Digging Deeper Into the SAFE Cap Table Math
Starting from the basics: the principal dollar amount of a SAFE will convert into some number of shares in a future Series A round. The SAFE dollars convert into Series A shares at a conversion price. For example, if an investor has a $1,000 SAFE and the conversion price is $2/share, she gets 500 Series A shares.
What is the conversion price? It’s a ratio where the numerator is the SAFE valuation cap, and the denominator is some number of shares that roughly represents the size of the company. The shares we include or exclude from this denominator will change the conversion price.
- The more shares that we dump into the denominator bucket, the lower the SAFE conversion price.
- The lower the SAFE conversion price, the more SAFE conversion shares the investor receives in the Series A.
In the standard Post-Money SAFE, the SAFE conversion shares are included in the Denominator. (This is circular, as the SAFE conversion shares are both the output of our math and also part of the input. Google sheets doesn’t blink at this.) Since the SAFE conversion shares are part of the denominator, this means the more SAFEs you sell, the bigger the Denominator becomes. As I mentioned above, a bigger denominator means a lower Conversion price, and a lower conversion price means more shares for the investor and more dilution for the founders.
In the new math of the Redlined Post-Money SAFE, the SAFE conversion shares from the current SAFE round are included in the Denominator. This makes it easy to calculate how much of the company you are selling with each SAFE. But SAFE conversion shares from future SAFE rounds are not included in the Denominator. This removes the Full Ratchet Anti-Dilution protection.
What If My Startup Has Already Issued a Post-Money SAFE?
It’s not terrible.

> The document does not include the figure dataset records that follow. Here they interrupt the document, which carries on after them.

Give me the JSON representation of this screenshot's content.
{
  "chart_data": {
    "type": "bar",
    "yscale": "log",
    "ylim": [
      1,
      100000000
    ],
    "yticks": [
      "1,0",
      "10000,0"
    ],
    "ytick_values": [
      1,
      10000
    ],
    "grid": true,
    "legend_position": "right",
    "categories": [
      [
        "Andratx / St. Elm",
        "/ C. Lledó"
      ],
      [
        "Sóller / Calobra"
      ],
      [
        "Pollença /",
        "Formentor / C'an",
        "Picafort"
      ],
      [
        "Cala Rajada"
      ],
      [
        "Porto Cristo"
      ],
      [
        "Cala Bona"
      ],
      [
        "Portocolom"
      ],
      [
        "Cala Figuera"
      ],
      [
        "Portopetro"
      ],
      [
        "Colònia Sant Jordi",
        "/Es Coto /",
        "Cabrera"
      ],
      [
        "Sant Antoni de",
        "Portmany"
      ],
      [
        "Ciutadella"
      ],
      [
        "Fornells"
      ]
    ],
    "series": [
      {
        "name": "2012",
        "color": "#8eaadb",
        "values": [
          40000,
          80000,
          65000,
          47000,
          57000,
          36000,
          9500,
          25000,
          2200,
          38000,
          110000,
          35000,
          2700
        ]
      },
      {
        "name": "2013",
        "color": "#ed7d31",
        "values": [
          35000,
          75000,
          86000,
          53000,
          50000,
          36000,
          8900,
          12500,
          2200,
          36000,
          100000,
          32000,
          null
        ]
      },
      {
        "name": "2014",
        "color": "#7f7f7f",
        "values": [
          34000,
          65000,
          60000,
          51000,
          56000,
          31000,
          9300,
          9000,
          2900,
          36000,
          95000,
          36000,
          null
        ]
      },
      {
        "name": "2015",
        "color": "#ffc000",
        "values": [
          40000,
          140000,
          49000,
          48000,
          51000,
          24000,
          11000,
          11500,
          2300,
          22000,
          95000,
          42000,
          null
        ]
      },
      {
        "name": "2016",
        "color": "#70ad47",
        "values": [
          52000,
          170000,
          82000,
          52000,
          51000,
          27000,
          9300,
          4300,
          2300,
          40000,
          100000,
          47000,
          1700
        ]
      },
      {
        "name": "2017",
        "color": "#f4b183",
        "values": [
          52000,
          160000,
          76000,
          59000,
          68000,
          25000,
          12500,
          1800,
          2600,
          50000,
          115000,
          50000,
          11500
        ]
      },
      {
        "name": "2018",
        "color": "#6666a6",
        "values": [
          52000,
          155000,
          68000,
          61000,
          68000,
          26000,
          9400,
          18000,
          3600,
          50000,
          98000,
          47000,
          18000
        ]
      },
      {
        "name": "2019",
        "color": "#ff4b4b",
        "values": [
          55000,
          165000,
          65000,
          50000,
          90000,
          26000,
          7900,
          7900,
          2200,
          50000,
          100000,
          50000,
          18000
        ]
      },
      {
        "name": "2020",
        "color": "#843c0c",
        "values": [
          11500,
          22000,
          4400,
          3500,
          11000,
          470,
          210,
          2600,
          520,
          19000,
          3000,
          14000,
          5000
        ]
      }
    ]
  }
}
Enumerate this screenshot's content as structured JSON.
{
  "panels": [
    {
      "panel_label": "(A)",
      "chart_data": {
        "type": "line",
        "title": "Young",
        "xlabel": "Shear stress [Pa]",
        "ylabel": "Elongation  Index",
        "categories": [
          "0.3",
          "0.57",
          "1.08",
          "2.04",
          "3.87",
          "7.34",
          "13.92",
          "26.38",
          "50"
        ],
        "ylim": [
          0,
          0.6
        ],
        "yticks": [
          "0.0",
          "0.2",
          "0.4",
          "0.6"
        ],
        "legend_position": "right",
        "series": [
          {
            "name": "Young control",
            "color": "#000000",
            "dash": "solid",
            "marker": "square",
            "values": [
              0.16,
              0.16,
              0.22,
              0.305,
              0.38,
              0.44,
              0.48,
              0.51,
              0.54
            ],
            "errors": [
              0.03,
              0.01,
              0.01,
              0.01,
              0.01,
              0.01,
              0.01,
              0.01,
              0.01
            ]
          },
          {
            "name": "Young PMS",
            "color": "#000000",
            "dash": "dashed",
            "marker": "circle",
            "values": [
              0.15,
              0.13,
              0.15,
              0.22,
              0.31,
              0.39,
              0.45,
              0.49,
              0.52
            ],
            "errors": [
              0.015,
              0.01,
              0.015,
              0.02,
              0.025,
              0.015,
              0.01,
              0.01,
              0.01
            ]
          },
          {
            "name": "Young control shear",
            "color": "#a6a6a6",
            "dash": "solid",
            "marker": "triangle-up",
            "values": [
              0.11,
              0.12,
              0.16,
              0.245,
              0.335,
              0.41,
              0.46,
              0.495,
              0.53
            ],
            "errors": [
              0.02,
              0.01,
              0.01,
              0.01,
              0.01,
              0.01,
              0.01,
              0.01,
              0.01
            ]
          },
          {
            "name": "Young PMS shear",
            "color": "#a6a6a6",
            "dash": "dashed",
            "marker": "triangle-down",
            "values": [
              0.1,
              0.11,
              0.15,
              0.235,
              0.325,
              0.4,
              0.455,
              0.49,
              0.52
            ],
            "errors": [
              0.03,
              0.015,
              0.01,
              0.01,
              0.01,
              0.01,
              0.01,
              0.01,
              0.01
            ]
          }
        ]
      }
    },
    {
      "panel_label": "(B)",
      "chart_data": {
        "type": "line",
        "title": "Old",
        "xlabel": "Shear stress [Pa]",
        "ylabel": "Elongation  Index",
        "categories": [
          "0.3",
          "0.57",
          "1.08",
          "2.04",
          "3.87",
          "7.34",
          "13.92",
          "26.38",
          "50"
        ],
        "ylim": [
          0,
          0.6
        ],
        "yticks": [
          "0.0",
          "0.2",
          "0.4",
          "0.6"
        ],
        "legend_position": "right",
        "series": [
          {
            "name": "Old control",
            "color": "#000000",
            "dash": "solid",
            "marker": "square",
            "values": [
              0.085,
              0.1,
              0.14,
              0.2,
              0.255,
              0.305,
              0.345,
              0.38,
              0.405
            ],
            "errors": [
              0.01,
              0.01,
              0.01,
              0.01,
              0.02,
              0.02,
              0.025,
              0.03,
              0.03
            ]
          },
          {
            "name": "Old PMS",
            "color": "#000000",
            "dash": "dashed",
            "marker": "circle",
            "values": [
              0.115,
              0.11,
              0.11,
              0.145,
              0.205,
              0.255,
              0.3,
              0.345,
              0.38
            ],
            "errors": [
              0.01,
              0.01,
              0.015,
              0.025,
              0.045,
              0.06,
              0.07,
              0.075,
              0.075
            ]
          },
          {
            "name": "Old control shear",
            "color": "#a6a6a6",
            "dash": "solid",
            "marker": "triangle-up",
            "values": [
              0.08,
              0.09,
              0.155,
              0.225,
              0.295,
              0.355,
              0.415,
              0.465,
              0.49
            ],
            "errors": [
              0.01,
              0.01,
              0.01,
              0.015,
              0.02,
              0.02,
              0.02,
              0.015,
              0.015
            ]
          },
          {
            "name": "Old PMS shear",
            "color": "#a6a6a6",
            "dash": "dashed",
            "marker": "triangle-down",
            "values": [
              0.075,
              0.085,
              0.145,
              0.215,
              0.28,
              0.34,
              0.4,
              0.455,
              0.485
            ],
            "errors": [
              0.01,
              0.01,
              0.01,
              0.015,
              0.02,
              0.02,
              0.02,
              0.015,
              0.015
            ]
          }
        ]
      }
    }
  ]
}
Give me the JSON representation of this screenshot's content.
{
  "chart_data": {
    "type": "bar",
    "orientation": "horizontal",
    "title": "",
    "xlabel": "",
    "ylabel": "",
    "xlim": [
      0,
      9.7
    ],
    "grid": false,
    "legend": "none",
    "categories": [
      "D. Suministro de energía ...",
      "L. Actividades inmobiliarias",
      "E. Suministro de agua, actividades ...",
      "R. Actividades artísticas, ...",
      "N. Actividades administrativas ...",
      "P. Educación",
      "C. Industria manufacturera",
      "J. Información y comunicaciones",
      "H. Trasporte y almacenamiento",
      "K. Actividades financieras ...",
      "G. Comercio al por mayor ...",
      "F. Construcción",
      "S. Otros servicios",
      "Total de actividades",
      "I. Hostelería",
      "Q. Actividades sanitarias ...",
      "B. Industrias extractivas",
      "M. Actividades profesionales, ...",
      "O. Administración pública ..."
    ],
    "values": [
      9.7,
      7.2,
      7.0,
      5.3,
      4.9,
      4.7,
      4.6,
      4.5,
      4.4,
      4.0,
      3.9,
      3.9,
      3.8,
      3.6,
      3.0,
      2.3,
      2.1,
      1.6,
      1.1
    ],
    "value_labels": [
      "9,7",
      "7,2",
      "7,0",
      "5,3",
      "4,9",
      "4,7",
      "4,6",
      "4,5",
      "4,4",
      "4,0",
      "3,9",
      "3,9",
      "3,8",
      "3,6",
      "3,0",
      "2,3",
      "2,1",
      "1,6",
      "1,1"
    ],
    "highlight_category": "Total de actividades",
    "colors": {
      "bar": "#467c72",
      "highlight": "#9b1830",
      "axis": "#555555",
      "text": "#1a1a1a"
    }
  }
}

However, it is a big incentive to structure your next financing as an equity round (converting your post-money SAFEs) rather than doing another SAFE round (which will heavily dilute founders).
You have three options for your SAFEs.
- Pre-Money SAFE. Founder-favorable economics. The cap table math is difficult to do in your head. Spreadsheet required.
- Post-Money SAFE. Cap table math is easy, but investors get Full-Ratchet Up/Down Anti-dilution on future SAFE rounds.
- Redlined Post-Money SAFE. Cap table math is easy, and no Anti-dilution for future SAFE rounds.
The YC Post-Money SAFEs are not inherently bad. YC provides real value and has a lot of bargaining power. They can negotiate for off-market terms like full-ratchet anti-dilution protection. However, if YC is going to stick founders with off-market terms, they should be explicit about it.
And if you’re a founder with bargaining power, then you shouldn’t let investors sneak in an anti-dilution provision.
Thanks to Jose Ancer for his input on this post and the spreadsheet.